Harnessing the power of fungal siderophores for the imaging and treatment of human diseases

Abstract Innovative strategies are needed to address the current lack of clinically available antifungal drugs and for diagnostic techniques. ‘Repurposing’ of antifungal drugs, similar to techniques currently being utilized with ‘older’ antibacterial drugs in order to combat widespread resistance in the face of a dearth of new drugs, could prove beneficial. Although as yet very limited for fungi, a siderophore-based ‘Trojan Horse’ strategy, in the form of siderophore–antibiotic conjugates, siderophore–fluorescent probe conjugates, or Ga(III)–siderophore complexes, reveals potential clinical relevance and provides a strategy for targeting fungal infections through drug delivery, imaging, and in diagnostics. The application of siderophores against pathogenic fungi is evolving but is still far from its full potential, and further studies are needed to demonstrate their advantages and limitations. One of the biggest obstacles in developing fungus-specific diagnostics and side-effects-free therapeutics is that apart from the fungal cell wall, fungi are metabolically similar to mammalian cells; thus, pathogen-specific targets are extremely limited.
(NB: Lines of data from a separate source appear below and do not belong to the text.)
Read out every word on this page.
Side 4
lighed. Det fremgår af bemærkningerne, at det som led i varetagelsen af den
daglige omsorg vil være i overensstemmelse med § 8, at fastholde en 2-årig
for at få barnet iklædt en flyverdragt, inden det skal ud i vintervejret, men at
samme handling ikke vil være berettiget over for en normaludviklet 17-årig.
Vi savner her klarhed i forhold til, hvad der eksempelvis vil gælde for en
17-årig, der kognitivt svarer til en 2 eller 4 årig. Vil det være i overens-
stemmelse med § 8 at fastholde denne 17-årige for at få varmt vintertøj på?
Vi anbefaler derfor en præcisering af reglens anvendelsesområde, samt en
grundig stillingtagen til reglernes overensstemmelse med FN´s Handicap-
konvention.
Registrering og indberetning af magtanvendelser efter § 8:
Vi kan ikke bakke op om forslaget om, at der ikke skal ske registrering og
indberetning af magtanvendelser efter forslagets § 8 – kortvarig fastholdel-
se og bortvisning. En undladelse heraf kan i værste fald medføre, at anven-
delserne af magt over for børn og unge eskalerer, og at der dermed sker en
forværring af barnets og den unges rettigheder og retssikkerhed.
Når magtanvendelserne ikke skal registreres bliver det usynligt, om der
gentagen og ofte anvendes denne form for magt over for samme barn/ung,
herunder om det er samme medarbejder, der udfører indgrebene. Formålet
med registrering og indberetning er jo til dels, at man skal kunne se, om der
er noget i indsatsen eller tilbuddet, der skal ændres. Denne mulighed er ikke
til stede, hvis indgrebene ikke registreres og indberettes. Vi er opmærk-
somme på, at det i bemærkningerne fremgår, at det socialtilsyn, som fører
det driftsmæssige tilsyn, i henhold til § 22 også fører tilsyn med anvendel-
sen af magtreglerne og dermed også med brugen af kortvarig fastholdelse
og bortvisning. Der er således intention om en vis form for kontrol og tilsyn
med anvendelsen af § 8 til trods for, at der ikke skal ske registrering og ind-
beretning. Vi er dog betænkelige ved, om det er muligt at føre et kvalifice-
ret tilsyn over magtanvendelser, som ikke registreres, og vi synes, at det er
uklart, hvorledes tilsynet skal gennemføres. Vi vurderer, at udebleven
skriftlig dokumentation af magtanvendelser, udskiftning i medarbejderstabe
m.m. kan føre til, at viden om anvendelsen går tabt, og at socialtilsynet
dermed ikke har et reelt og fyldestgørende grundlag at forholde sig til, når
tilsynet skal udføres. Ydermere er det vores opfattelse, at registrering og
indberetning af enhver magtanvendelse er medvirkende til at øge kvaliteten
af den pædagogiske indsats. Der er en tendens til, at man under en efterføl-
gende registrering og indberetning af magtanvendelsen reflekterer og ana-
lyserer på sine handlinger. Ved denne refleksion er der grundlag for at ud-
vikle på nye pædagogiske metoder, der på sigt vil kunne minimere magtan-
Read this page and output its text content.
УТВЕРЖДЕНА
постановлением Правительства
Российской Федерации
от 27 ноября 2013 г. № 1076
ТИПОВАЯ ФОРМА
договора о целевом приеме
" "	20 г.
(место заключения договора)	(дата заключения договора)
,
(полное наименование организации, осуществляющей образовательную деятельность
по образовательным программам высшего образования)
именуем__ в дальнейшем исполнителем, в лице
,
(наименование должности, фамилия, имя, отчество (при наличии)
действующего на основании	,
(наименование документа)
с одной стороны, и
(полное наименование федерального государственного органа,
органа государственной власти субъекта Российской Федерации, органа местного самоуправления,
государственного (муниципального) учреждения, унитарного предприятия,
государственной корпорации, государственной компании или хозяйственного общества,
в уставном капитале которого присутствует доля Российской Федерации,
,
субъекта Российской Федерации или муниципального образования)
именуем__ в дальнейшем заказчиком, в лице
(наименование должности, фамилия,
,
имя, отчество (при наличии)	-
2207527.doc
One of the few fundamental differences between fungal and mammalian cells lies in the iron acquisition system. The most common mechanism is mediated by small organic chelators – siderophores, often essential for fungal virulence and pathogenicity. Fungi synthesize mainly hydroxamate-type siderophores, which are excreted into the environment, and bind ferric ions with high affinity and selectivity. Delivery of iron-loaded siderophores back to the pathogen occurs via specific membrane receptors and transport proteins. Natural siderophores are generally not species-specific; they exhibit broad-spectrum activity and can be recognized by various types of microorganisms. Moreover, they generally miss proper sites for incorporating additional functionalities; e.g. fluorescent probes, surface-adhesive moieties or drug molecules, to be used for imaging and/or as therapeutic conjugates smuggled into microbial species via siderophore recognition and a ‘Trojan Horse’ strategy. Biomimetic analogues can overcome both these limitations and offer novel tools for both diagnostics and therapeutics. Siderophore mimics with a narrow spectrum of activity offer the possibility of developing selective diagnostic tools, while those with broad-spectrum activity may find therapeutic applications as antifungal drug delivery tools.